When looking at traditional models of workforce development, you might be hard-pressed to find many that include social emotional learning as such an important element of programming. At CWEE, recognize that when we clock in, we do not leave ourselves behind. Instead, we bring our whole selves to work each day, so we’ve created a program model that serves the entire person, not just the employee.
Social emotional learning is critical to success in the workplace because it can help participants address hesitancies, manage anxieties, and learn techniques that allow participants to communicate issues or difficulties within the workplace in a way that maintains their integrity and prevents them from saying something they may later regret.
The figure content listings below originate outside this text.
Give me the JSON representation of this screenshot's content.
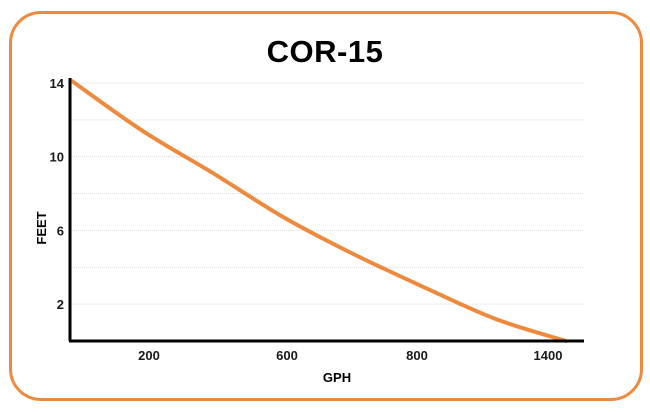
{
  "chart_data": {
    "type": "line",
    "title": "COR-15",
    "xlabel": "GPH",
    "ylabel": "FEET",
    "x_ticks": [
      "200",
      "600",
      "800",
      "1400"
    ],
    "y_ticks": [
      14,
      10,
      6,
      2
    ],
    "ylim": [
      0,
      14
    ],
    "grid": true,
    "line_color": "#ee8a3e",
    "frame_color": "#ee8a3e",
    "series": [
      {
        "x_position": [
          0,
          0.143,
          0.286,
          0.429,
          0.571,
          0.714,
          0.857,
          1.0
        ],
        "values": [
          14.1,
          11.4,
          9.1,
          6.7,
          4.7,
          2.9,
          1.2,
          0.0
        ]
      }
    ]
  }
}
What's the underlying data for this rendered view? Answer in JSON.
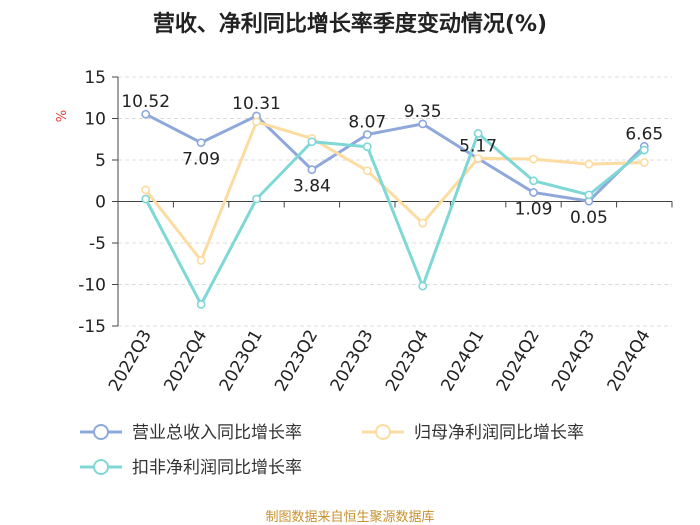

SEL increases confidence in career seekers, helping them understand their emotions and the purpose those emotions serve. Social emotional learning also helps participants recognize that change is possible, and it provides the tools needed to make that change. When thinking about employment, participants may initially approach it with a more fixed mindset of “These are things I’m not capable of”, but social emotional learning shows participants that they can get there with practice. SEL leaves participants feeling hopeful that they can succeed in the rest of the Career Readiness Program and future employment.
A beautiful bonus of the cohort model of the Career Readiness Program is the real-life relationships that form between participants. Even during just the first week, participants make connections with one another, exchange phone numbers, and become a part of each other’s circles of support. Participants can continue to build community with one another outside of the classroom during one of the peer support lunches that Renee facilitates. Every other Wednesday, participants come together in community to talk about things that are relevant to the group and offer their own personal experiences. These lunches also result in a lot of resource sharing, with participants sharing everything from where to get used tires all the way to childcare and school recommendations.